Lei parla di pregiudizi diffusi, nella classe politica, contro il mercato, anche da parte di altri centri vitali dello Stato. E’ davvero così ampia l’idea che le imprese più che fonte di ricchezza siano “covi” ove si consumano reati di ogni sorta?
Questo è un orientamento anti-mercato molto diffuso nel Paese. Peraltro diffuso tra persone che usufruiscono del fatto che poi il mercato c’è e produce ricchezza. Se il mercato smettesse di esserci e le imprese smettessero di produrre ricchezza, tante persone che campano attraverso lavori del pubblico impiego o del terziario si ritroverebbero senza lavoro. Però questi sentimenti sono diffusissimi e sono antichi. Non è una cosa di oggi il sentimento anti-mercato, il sospetto verso le imprese è sempre stato presente nella nostra storia esattamente come l’anti-politica. Sono cose antiche che in certe fasi si esasperano.

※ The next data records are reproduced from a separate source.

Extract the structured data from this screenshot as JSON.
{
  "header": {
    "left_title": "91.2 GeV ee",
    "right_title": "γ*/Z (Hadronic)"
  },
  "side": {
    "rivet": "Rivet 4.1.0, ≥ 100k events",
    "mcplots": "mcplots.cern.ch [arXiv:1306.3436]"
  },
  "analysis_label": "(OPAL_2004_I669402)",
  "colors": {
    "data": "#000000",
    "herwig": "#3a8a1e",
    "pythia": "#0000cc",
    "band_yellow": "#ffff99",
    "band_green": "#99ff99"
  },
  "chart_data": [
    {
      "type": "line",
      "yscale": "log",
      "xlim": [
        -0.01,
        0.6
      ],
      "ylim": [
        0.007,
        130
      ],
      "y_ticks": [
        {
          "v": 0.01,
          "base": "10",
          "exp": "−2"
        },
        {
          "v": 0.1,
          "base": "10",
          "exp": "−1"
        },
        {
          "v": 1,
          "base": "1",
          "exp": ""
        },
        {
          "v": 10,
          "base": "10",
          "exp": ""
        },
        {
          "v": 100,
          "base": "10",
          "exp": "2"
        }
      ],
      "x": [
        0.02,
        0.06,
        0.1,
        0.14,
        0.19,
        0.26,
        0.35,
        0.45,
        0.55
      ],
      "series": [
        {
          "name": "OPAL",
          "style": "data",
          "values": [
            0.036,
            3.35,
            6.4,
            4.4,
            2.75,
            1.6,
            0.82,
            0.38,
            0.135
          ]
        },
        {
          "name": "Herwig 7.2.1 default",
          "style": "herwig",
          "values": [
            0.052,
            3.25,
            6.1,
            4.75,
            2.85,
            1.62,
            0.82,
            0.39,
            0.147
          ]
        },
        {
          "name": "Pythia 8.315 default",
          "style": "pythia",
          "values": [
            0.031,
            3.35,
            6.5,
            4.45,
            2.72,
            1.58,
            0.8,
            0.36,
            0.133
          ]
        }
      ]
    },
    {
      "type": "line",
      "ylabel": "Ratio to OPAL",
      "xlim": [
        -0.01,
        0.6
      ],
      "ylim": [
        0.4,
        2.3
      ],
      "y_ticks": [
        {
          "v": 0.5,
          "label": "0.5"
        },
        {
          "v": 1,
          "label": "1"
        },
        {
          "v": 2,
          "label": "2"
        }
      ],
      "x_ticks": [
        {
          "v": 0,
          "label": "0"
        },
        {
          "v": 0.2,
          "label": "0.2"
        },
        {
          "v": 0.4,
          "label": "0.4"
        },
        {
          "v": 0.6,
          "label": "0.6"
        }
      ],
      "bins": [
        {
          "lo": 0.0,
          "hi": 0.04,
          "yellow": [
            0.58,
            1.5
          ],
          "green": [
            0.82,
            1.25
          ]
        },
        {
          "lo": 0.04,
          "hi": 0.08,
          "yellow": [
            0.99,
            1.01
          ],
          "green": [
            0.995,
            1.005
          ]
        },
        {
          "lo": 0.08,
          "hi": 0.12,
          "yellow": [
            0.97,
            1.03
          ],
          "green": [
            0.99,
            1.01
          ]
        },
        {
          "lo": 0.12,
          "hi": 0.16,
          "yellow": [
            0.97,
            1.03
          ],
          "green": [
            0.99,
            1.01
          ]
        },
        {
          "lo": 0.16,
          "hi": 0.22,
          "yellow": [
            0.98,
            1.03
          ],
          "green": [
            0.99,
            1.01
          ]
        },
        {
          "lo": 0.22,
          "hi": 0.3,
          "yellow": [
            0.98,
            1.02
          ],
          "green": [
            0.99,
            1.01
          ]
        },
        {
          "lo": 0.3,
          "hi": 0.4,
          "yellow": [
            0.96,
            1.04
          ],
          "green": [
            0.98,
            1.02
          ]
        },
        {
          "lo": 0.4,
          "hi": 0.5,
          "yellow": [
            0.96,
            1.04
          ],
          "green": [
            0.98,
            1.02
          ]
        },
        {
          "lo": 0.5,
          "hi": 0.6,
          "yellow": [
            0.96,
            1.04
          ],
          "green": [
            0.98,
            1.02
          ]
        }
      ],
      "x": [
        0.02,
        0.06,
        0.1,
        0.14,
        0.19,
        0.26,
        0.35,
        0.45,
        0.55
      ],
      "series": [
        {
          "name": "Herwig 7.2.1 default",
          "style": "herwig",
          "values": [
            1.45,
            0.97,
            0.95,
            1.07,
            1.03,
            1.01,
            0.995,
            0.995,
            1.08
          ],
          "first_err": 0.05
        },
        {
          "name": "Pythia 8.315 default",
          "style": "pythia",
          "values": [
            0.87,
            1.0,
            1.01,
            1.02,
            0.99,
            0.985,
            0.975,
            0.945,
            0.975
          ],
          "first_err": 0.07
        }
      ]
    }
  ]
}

Considerati questi diffusi pregiudizi anti-mercato e l’ostilità per le imprese, quante probabilità ci sono che le risorse che dovrebbero servire a rimettere in piedi il Paese vengano davvero impiegate per questo scopo?

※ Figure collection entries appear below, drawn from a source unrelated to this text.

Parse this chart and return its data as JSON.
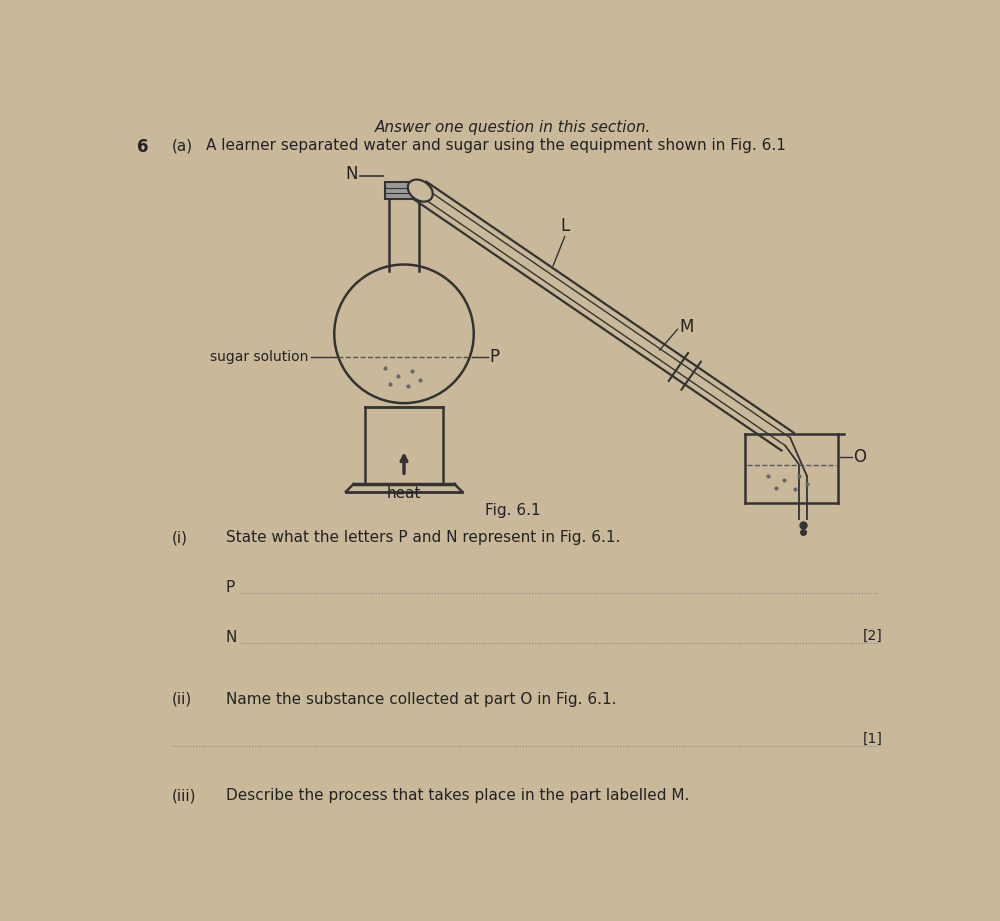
{
  "background_color": "#c9b99a",
  "page_title_top": "Answer one question in this section.",
  "question_number": "6",
  "question_label": "(a)",
  "question_text": "A learner separated water and sugar using the equipment shown in Fig. 6.1",
  "fig_label": "Fig. 6.1",
  "sub_questions": [
    {
      "label": "(i)",
      "text": "State what the letters P and N represent in Fig. 6.1.",
      "mark": "[2]"
    },
    {
      "label": "(ii)",
      "text": "Name the substance collected at part O in Fig. 6.1.",
      "mark": "[1]"
    },
    {
      "label": "(iii)",
      "text": "Describe the process that takes place in the part labelled M."
    }
  ]
}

Qualcuno ha detto che bisogna smetterla di distribuire pesci perché il problema sono le canne da pesca. C’è una parte ampia della classe politica sufficientemente incolta da un punto di vista economico da pensare che il problema sia distribuire fondi nei modi più diversi per alleviare la povertà. Dopodiché hai fatto una bella distribuzione di pesci, hai un debito che va aldilà di ogni possibilità di sostenibilità, e intanto tutti quelli che avevano le canne da pesca chiudono. Le imprese, sia del terziario che dell’industria. A quel punto i pesci non ci saranno più. Questo è il rischio, quando non si è in grado di pensare in termini di crescita e sviluppo.

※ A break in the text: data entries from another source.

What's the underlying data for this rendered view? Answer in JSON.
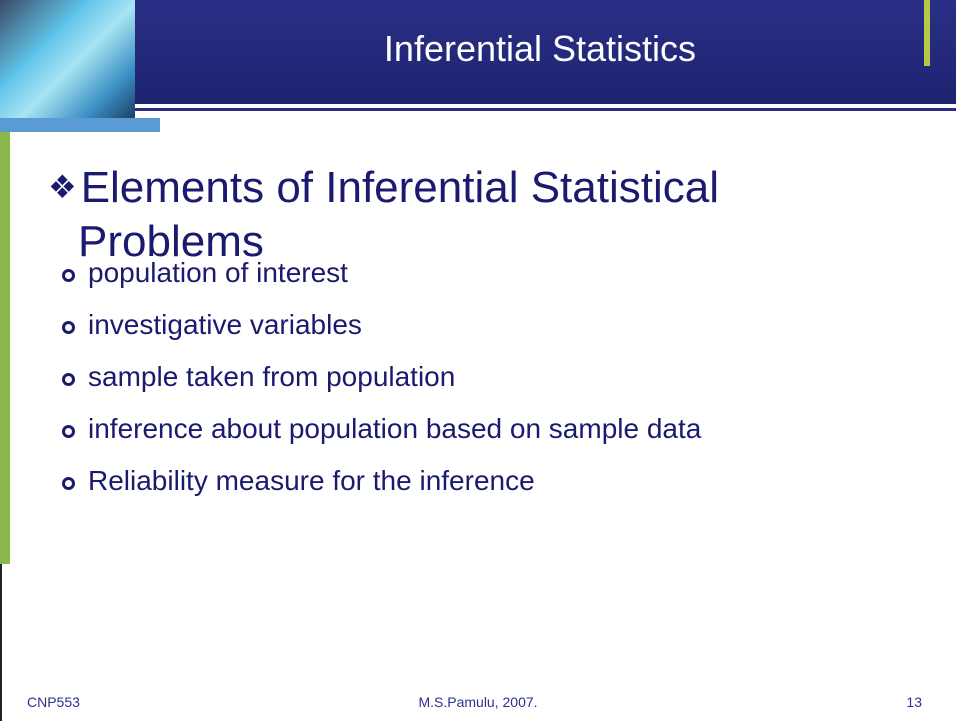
{
  "header": {
    "title": "Inferential Statistics"
  },
  "body": {
    "heading": "Elements of Inferential Statistical Problems",
    "items": [
      "population of interest",
      "investigative variables",
      "sample taken from population",
      "inference about population based on sample data",
      "Reliability measure for the inference"
    ]
  },
  "footer": {
    "left": "CNP553",
    "center": "M.S.Pamulu, 2007.",
    "right": "13"
  }
}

Perché in Italia non si riesce ad aggregare, a strutturare un partito, un movimento, una proposta politica liberale?
In parte per la debolezza della tradizione liberale italiana, in parte perché la frammentazione è molto alta. Teniamo in conto che con un sistema proporzionale la frammentazione è destinata ad aumentare perché col proporzionale conviene essere il leader di un partitino al 3% piuttosto che uno dei tanti dentro un partito del 30%. In realtà noi abbiamo perso il treno quando non siamo stati capaci di tenere il maggioritario. Se il maggioritario fosse durato ancora, elezione dopo elezione, avremmo tutti quanti, cittadini e politici, imparato a usarlo. A poco a poco si sarebbero asciugate le estreme, le coalizioni avrebbero cercato di convergere al centro e avremmo dato vita a un assetto maggioritario con più possibilità di articolare posizioni che lei ha chiamato liberali ma che possiamo definire più favorevoli allo sviluppo economico e civile del Paese.